There are many advantages in the priesthood that we have through Messiah Yeshua. First, since Jesus by virtue of His resurrection now lives forever, we never have an interrupted priesthood. Second, since this is Messiah’s blood – innocent blood – this was a one-time shedding. So another clear advantage over the Mosaic Law is that the sacrifice of the Messiah does not need to be repeated – it was “once and for all.” The third advantage lies in the fact that whereas in the Old Testament system the earthly priest had to atone for his own sins, this was not the case with our Messiah – since our Messiah is a sinless Messiah.

Unlike the animal sacrifices, the sacrifice of Jesus was to bring eternal redemption rather than temporary atonement. This is the fourth distinction between the two priesthood systems. Furthermore, even after the animal sacrifice, the Jew was still conscious of his sins. Faith in the sacrifice of Jesus, however, brings a complete cleansing of the conscience of sins. This is the fifth contrast.

But the sacrifice of Jesus was once and for all and it never needed to be repeated. Acceptance of the sacrifice of Jesus does not bring temporary atonement but permanent forgiveness. By accepting the substitutionary death of Jesus for his sins, one is not continually reminded of those sins, but one receives a complete cleansing.

10 By which will we have been sanctified through the offering of the body of Jesus Christ once for all. 11 And every priest indeed standeth day by day ministering and offering often times the same sacrifices, for which can never take away sins: 12 but he, when he had offered one sacrifice for sins forever, sat down on the right hand of God; 13 henceforth electing till his enemies be made the footstool of his feet. 14 For by one offering he hath perfected forever them that are sanctified.(ASV – Hebrews 10:10-14)

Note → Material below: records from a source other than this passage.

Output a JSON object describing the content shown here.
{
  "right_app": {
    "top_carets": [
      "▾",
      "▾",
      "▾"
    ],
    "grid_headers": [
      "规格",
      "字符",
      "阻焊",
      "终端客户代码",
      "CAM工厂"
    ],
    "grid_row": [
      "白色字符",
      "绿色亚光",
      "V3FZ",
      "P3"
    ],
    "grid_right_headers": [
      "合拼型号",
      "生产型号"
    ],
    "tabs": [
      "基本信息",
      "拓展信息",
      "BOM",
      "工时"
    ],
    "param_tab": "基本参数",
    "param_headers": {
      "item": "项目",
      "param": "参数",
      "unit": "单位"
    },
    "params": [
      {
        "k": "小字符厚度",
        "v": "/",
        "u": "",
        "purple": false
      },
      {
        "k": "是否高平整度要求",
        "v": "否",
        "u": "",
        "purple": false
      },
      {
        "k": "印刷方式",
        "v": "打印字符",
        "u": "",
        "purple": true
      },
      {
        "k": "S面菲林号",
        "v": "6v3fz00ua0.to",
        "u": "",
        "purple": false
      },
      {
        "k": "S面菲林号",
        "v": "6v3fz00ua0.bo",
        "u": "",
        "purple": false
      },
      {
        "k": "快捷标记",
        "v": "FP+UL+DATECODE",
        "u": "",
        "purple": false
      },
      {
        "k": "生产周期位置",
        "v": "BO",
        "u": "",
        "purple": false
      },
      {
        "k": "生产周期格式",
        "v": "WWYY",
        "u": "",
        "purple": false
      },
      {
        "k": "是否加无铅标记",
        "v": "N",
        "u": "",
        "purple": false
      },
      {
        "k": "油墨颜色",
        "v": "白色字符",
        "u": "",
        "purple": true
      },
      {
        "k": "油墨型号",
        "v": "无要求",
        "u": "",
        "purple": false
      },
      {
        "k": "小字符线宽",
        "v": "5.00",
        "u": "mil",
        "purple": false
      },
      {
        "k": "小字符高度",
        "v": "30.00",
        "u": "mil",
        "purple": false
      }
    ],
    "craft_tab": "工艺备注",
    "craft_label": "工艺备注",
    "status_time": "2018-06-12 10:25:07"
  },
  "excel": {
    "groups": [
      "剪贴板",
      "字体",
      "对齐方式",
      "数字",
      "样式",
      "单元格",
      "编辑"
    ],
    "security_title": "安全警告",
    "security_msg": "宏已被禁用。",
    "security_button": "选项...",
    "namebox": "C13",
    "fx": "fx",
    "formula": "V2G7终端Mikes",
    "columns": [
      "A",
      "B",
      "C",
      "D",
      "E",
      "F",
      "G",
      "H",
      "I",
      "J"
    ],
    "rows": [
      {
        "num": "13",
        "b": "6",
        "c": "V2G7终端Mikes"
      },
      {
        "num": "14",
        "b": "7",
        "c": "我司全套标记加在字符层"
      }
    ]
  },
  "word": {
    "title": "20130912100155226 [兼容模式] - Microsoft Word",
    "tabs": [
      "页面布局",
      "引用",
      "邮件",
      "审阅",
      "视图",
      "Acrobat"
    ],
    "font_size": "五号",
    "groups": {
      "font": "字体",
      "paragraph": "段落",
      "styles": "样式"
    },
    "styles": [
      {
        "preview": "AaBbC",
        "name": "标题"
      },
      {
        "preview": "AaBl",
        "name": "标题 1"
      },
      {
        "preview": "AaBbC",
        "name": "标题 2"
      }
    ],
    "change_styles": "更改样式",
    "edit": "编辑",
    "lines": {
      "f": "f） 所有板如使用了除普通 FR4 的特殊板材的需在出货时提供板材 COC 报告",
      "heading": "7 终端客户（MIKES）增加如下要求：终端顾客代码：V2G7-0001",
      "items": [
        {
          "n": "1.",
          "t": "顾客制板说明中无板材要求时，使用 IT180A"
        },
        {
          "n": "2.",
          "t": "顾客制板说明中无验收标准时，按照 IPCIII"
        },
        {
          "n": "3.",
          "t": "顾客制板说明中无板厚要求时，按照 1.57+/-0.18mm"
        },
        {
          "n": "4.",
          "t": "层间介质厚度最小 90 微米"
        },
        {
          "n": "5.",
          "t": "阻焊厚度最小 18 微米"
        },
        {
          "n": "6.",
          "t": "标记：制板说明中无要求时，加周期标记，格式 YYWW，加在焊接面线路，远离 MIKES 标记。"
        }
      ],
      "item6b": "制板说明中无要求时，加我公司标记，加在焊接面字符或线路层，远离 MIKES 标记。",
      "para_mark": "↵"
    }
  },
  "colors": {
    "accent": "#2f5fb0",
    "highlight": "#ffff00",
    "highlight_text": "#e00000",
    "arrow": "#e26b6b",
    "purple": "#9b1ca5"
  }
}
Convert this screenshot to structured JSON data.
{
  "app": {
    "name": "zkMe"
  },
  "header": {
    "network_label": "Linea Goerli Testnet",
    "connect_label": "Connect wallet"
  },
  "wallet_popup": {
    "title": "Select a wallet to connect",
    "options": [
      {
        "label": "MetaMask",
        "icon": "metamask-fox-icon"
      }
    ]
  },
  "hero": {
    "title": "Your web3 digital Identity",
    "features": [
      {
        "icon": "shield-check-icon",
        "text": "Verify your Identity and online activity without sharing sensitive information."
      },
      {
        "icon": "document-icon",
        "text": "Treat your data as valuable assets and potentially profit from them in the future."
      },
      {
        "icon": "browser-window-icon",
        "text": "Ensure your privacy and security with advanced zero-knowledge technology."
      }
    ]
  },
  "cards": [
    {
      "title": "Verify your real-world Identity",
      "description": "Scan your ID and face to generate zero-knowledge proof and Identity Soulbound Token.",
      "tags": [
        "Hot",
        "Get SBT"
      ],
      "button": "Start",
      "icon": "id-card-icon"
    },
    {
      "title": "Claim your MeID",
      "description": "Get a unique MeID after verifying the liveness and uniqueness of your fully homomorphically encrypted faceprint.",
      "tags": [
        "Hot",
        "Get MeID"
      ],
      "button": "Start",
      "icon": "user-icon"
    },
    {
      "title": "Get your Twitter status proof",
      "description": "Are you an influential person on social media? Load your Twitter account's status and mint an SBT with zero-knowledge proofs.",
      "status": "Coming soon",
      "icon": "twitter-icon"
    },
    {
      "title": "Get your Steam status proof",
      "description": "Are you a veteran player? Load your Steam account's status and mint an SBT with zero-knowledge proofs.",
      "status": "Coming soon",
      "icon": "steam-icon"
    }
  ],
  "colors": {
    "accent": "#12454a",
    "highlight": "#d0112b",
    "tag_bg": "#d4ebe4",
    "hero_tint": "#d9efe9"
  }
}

This passage again points out how the high priest had to sacrifice day in and day out, and his work was never done. The high priest is viewed as standing to indicate this unfinished ministry. But Jesus, who offered Himself as a sacrifice “once and for all,” is viewed as sitting at “the right hand of God,” thus showing that His work is complete. Furthermore, the animal sacrifices provided a yearly atonement but never permanently took away sins. But those who accept the sacrifice of Jesus are perfected forever; their sins are permanently removed. As to the question, “Why did the Messiah have to die?” according to the new Testament, the reason is twofold: 1. To fulfill all Old Testament prophecies and requirements. 2. To bring in a permanent atonement rather than a temporary one.


The conclusion of both the Old and New Testaments is that the means of redemption was by blood, and the permanent blood sacrifice was to be the Messiah Himself. That is why the Messiah had to die according to the Old Testament. That is why Jesus did die according to the New Testament. Who killed Jesus was never the issue as far as the New Testament was concerned, for the Messiah had to die. It only became an issue years later because of anti-Semites seeking excuses to persecute the Jews. The only issue of the new Testament itself is whether one will accept the substitutionary sacrifice of Jesus for himself or not.